Fungible aims to slay the CPU bogeyman with composable microprocessor

Fungible Inc, a US composable systems startup, wants to front-end every system resource with its DPU microprocessors, offloading security and storage functions from server CPUs.

The company has not announced product yet, but a set of videos and white papers on its website provide a fairly detailed picture. We think product launch is likely in mid-to-late 2020.

Fungible’s DPU concept

Fungible is building a fully programmable microprocessor – it calls this a data processing unit (DPU) – that interlinks all resource elements in a composable system infrastructure.

According to Fungible, server CPUs are compute-centric and are ill suited for data-centric workloads. The company notes general-purpose server CPUs were developed to process as many instructions per second as possible. However, Moore’s Law is plateauing and CPUs can no longer keep up with the IO burden of today’s data-intensive environments.

Fungible DPU diagram

Many workloads are already offloaded to specialised GPUs and FPGAs which are more efficient at processing certain kinds of tasks. But Fungible claims server CPUs and other specialised compute resources can be used much more efficiently by linking them to storage resources across an Ethernet network. The network and its DPU edge devices perform the data-centric work, freeing server CPUs for application processing.

The server CPUs, GPUs, FPGAs, ASICs are thereby made fungible. (A fungible resource is one whose function can be carried out by any other unit of that resource, just like a single dollar bill can be replaced by any other dollar bill, or a gallon of gas by another gallon of gas.)

The server processors can be dynamically composed into processing systems sized for particular workloads, and their elements returned to the pool for re-use when the job is finished.

Fungible’s DPUs enable this composability of the varied compute resources, plus persistent memory (Optane), SSDs and disk drives. They offload certain storage and security-related functions from the server CPUs, such as encryption and decryption, compression and decompression and firewall services.

Fungible fact file

Fungible was founded in 2017 by CEO Pradeep Sindhu and Bertrand Serlet, and is based in Santa Clara, California.

LinkedIn lists 181 employees and the startup has taken in $292.5m in three rounds of funding, including a $200m C-round led by Softbank Vision in 2019.

Pradeep Sindhu (left), Betrand Serlet.

Sindhu and Serlet both worked at Xerox PARC back in the day.

Sindhu was the founding CEO and chairman of Juniper Networks, then Vice Chairman, CTO, and Chief Scientist.
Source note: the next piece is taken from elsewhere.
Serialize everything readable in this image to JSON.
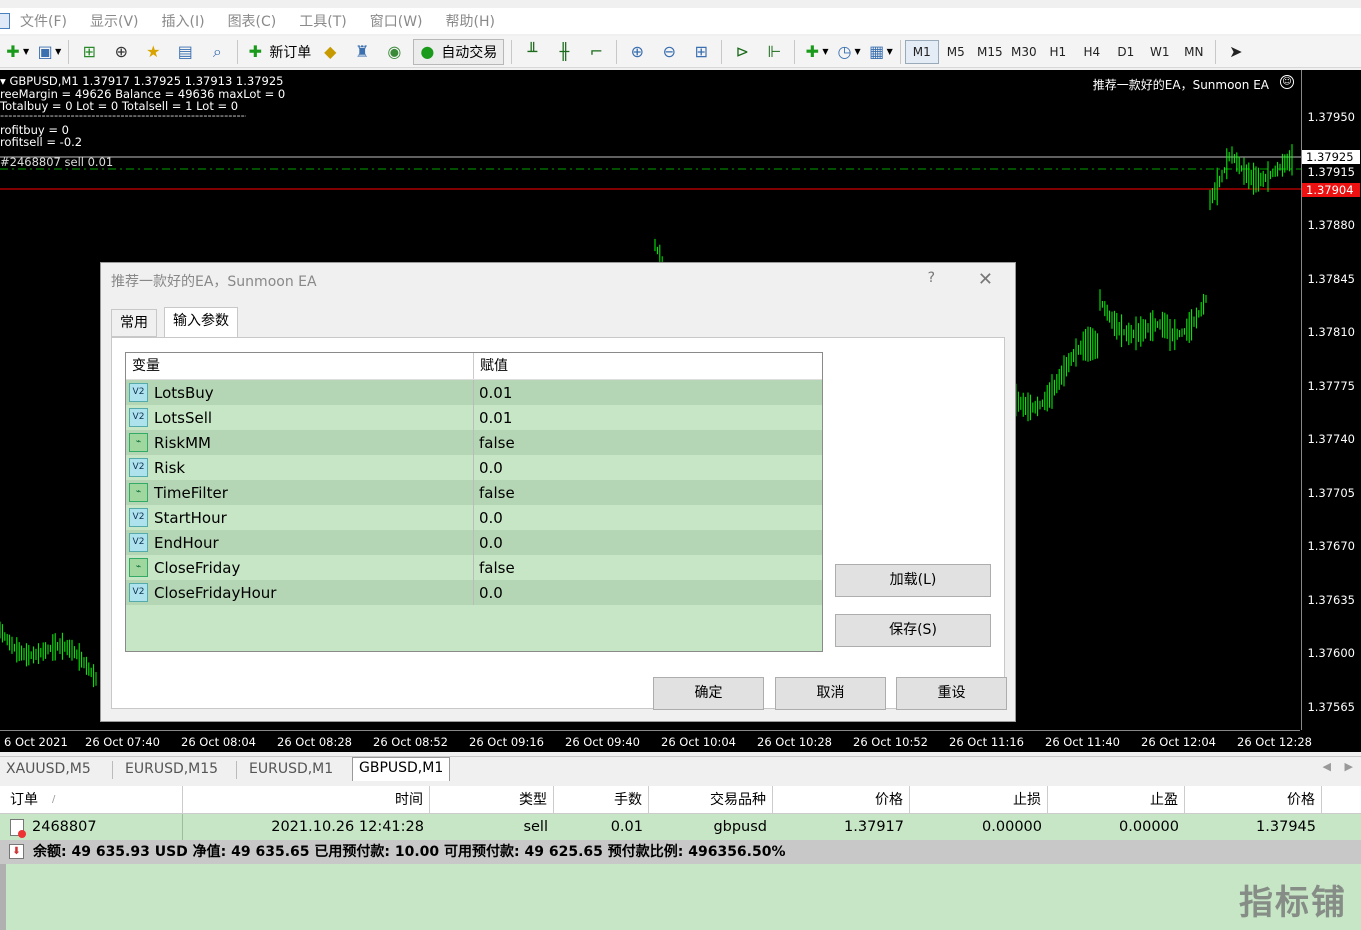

He left the company in February 2017 to found Fungible. 

Serlet founded Upthere, a consumer cloud storage business acquired by Western Digital in 2017. Prior to that he was SVP of Software Engineering at Apple. 

Composable competition

Fungible will face competition from five composable vendors.

At time of writing, only Liqid can compose a set of resources as extensive as Fungible aims to provide. It is funded to the tune of $50m – considerably less than Fungible – but has live product in the market.

Fungible says its DPUs offload storage and security services from server CPUs. On that basis, a Fungible setup with the same set of server resources as a Liqid system should outperform the latter in terms of application workload. Let’s wait for launch and performance benchmarks.